Ooooops … Insurgents launch a dozen attacks across Iraq … Bombings come one day after U.S. troop levels in Iraq dips below 50,000 …
Look, President clueless, what’s going on in Iraq now will happen thirty seconds after we FINALLY pull out of Afghanistan. That may be worth back-to-back Nobel PEACE Prizes to you, but think of all the American soldiers you can save from dying between now and that fugazy deadline you set (as well as all the innocents over there getting slaughtered for being caught between two war machines).
Horrible Housing News ... that’s what ABC was calling it ... although this pretty much says it all “And while 18 months ago President Obama announced a $75 billion housing program that would help 3-4 million Americans keep their homes, the value of the program is debatable. Slightly more than 400,000 Americans have received permanent mortgage modifications, with SOME LIBERALS now openly complaining that the program was actually more of a backdoor way to help banks, not homeowners.”
Make no mistake, though ... most of those same “SOME LIBERALS” will vote to put Fredo right back in the driver’s seat ... and Wall Street couldn’t be happier.
Ooops, there goes another $100 million ... that’s how much Albert Haynes-worth is worth? The genius who yearly runs the Redskins into the ground, Daniel Snyder, paid $100 million for the slob ... except the superstar defensive tackle/noseguard couldn't pass the basic team conditioning test. So what's the Redskins Conditioning Test?
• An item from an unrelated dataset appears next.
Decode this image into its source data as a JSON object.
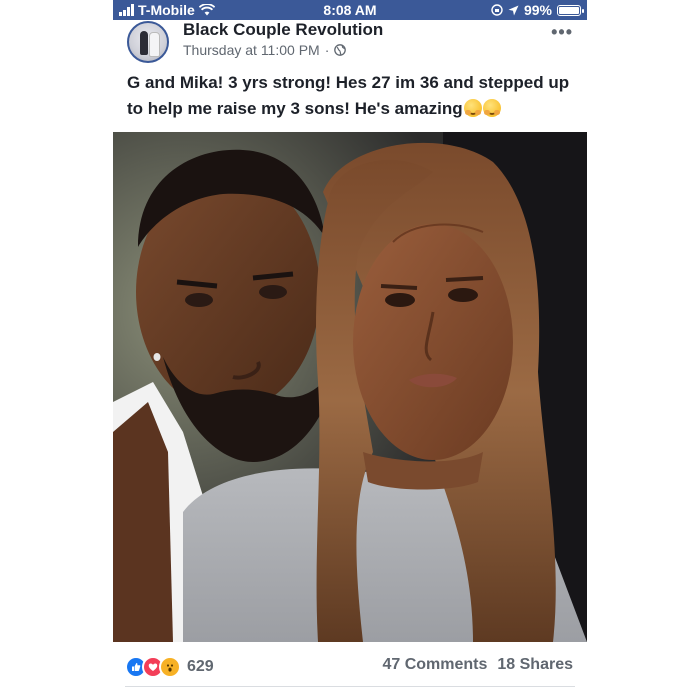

“The test is two 300 yard shuttles," Wright said. "The first rep has to be in 70 seconds or better; you get three and a half minutes after, and then he has to run the second rep -- that position, O-line/D-line -- would have to run it in 73 seconds. 73 seconds for the second one, and that's the end of the test.”
Wait, shuttles? What are they?
“Straight-line run 25 yards, touch your foot on the line, run back, touch your foot on the line. So it's six times, 300 yards.”
Like my Daddy (Poppa Tommy) used to say: “It’s a good country, America.”
Roger (“hurry, gimme my dynabol”) Clemens seems to be showing some angst (or is it roid rage?) above. Wait’ll he gets a’load of lockup ...
GRYPHON BOOKS Collectable Paperback Show
New York City Collectible Paperback & Pulp Fiction Expo #22, the big 2010 show will be held on Sunday, September 19, 2010, at the Holiday Inn on 57th Street in NYC. Come meet the ugly Knuckster and his much better looking wife ... we’ll have neat lollipops and we never forget to bring the cannoli ...
And the DOC says ...
You can’t imagine my pride when I saw that the lead story in Knucksline was lauding the release from incarceration of Lindsay Lohan. Even my Zen Buddhist healer had noticed my malaise in the past weeks and he determined that it was caused by the reduction in the population of free skanky hos in America. For too long I had feared that Knucksline was becoming too mainstream media-ish with its constant harping about the economy and the wars and Obama’s weekly vacations. Lo and behold on August 25th we picked up the skanky ho issue and ran with it. Good on us!!
I took the liberty of enrolling Knucksline as the journal of record for Skanky Hos In Turmoil or S.H.I.T. as it’s known in the trade. We’re in SHIT now and we’ll be getting in deeper as the cause grows.
We should have been there for Madonna when she took all that heat for developing a perfect British accent after a week and a half trip to London. We ignored it at the time, but now we’re in SHIT, so Madonna, we’re there for you girl. Paris Hilton, we got your back too.
This movement reminds me of the famous German mantra:
They came first for the communists,
but I didn’t speak up because I wasn’t a communist.
Then they came for the skanky hos,
but I didn’t speak up because I wasn’t a skanky ho.
Even former president, Bill Clinton has expressed some interest in our movement, but he would like to see a membership list, preferably with phone numbers.
Thank you Charles, for moving us away from that Drudge Report style of journalism and moving us closer to the Entertainment Tonight genre of cutting edge reporting.